C’est pour vous préparer à la science pratique des avant-postes, que
j’ai tracé ces souvenirs, cet espèce de manuel que je vous offre, et
que je l’ai fait précéder de ces réflexions qui sont, en quelque sorte,
leur préface. Depuis neuf mois que j’ai l’honneur de vous
commander, ou plutôt d’être le chef de notre famille, nos efforts
communs ont été couronnés de succès, puisque le régiment détruit
par le passage de ses vieux soldats dans un autre corps, compte
aujourd’hui 900 cavaliers prêts à entrer en campagne. Ces résultats
sont l’ouvrage de votre zèle ; qui set aussi bien en temps de paix doit
être à l’honneur de l’armée en temps de guerre.
Je ne puis copier cent fois ce manuscrit, pour le remettre à chacun de
vous ; je le fais donc imprimer pour m’éviter cette peine. Quant à sa
rédaction, je l’abandonne à la critique. Je n’ai pas voulu faire un livre,
mais bien être clair et instructif. J’ai cru, surtout, que la promptitude
de rédaction ajouterait à l’utilité du précepte, et j’ai jeté à la hâte sur
le papier mes souvenirs qui s’offrent là comme dans ma mémoire.

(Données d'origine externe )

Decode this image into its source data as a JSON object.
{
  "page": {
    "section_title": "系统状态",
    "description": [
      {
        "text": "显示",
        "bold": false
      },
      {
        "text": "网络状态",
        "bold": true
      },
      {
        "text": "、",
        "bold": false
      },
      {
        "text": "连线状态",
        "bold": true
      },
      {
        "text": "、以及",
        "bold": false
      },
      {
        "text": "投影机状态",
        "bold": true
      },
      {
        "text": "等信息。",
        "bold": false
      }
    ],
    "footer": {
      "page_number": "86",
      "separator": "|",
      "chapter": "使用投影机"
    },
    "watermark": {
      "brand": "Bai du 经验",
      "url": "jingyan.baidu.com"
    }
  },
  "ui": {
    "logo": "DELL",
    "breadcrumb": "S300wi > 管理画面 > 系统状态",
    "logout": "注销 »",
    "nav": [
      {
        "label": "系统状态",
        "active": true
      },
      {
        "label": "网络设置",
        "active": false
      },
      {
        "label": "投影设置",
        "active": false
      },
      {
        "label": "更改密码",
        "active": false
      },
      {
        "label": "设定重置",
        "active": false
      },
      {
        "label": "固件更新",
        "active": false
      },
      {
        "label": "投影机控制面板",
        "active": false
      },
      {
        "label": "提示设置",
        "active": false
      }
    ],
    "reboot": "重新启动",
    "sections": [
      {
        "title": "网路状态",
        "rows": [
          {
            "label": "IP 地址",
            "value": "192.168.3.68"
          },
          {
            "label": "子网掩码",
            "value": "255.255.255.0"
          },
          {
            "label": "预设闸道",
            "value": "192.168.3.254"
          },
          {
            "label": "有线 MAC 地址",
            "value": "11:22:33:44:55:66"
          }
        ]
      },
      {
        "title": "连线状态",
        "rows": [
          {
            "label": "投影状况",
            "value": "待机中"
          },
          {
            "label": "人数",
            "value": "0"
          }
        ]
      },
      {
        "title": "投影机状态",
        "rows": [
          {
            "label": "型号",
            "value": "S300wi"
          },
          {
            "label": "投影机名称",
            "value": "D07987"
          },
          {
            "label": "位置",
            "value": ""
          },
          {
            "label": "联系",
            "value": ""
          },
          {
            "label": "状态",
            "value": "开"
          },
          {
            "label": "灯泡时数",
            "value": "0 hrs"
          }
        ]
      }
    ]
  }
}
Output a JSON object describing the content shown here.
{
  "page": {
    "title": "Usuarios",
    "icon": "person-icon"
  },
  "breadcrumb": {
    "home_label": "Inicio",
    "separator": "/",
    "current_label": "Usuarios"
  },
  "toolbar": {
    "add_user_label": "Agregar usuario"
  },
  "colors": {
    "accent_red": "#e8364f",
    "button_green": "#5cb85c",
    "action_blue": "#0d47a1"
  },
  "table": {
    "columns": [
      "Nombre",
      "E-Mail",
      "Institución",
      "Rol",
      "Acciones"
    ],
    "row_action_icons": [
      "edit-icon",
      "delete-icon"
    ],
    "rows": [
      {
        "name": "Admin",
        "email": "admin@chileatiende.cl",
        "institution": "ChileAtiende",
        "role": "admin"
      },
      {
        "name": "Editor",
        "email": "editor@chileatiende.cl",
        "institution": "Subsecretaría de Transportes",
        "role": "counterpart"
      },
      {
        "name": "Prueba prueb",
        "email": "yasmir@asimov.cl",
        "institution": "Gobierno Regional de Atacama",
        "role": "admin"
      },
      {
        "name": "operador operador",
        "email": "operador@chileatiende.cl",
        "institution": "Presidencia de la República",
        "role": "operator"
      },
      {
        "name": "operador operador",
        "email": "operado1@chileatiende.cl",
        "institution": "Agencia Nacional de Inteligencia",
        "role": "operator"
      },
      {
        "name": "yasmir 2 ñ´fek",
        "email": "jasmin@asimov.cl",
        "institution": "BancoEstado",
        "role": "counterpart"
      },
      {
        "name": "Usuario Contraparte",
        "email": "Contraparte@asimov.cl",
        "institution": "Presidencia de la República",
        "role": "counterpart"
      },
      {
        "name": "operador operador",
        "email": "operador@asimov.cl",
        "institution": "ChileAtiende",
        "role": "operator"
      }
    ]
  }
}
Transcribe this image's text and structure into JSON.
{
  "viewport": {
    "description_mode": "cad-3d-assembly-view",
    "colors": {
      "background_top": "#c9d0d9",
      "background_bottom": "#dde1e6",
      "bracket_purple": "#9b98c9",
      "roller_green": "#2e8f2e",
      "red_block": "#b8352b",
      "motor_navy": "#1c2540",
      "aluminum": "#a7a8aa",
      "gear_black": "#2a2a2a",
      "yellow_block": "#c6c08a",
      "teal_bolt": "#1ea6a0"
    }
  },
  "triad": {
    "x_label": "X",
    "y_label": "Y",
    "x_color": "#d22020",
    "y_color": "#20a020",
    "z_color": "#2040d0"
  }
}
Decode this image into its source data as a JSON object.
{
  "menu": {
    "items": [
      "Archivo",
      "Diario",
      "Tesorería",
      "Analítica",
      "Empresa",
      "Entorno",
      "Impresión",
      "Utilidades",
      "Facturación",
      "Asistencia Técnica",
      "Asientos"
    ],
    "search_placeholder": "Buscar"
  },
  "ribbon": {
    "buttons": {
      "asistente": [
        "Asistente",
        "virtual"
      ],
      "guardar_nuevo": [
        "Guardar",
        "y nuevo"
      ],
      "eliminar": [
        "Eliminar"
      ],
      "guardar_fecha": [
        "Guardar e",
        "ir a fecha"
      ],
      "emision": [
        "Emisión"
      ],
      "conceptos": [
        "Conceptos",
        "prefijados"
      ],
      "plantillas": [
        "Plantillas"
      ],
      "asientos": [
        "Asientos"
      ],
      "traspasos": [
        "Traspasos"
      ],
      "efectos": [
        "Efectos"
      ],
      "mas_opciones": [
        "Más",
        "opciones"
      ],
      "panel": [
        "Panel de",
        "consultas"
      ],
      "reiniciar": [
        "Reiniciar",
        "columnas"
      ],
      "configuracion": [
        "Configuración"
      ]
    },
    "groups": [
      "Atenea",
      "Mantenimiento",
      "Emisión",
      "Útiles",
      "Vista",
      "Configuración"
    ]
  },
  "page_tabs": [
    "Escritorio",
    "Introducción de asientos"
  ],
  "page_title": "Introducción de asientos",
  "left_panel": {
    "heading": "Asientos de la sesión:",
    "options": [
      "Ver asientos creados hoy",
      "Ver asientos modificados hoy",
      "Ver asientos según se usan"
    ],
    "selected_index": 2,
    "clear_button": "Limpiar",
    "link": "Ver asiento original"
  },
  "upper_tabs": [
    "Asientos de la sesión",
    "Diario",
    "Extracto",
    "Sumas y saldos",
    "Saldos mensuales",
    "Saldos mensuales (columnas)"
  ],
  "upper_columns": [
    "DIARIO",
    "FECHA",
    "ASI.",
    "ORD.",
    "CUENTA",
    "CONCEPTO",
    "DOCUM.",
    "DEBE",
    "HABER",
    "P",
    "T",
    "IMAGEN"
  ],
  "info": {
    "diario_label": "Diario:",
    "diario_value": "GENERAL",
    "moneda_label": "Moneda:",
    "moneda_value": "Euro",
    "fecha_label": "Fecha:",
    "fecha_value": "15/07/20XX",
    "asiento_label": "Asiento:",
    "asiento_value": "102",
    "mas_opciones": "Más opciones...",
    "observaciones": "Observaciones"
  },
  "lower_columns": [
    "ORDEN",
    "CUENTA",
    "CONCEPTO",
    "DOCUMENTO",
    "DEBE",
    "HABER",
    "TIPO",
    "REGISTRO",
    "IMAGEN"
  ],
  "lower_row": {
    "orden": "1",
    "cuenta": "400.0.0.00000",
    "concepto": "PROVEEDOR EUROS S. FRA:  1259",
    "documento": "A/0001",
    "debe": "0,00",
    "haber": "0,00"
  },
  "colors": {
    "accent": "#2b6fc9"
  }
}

Aussi je vous le répète, ces pages ne sont pas une théorie, une
rédaction de ce que j’ai entendu dire, mais bien un récit de ce que j’ai
vu, une conversation qui doit être consultée plutôt qu’apprise, qui n’a
nullement la prétention surtout de se faire répéter mot à mot. Selon
moi, le mot à mot n’est bon, n’est indispensable que pour les
classes ; pour le reste, il est la science des médiocrités qui trouvent
toujours plus commode de faire travailler leur mémoire, que leur
jugement.
Plusieurs points vous paraîtront, peut-être, trop minutieusement
traités ou répétés, cela est possible : si j’ai eu ce défaut, je m’en
consolerais, parce qu’en fait d’instruction, il vaut mieux trop dire que
pas assez ; d’ailleurs, attendez l’application pour juger en dernier
ressort, peut-être alors me reprocherez-vous le défaut contraire.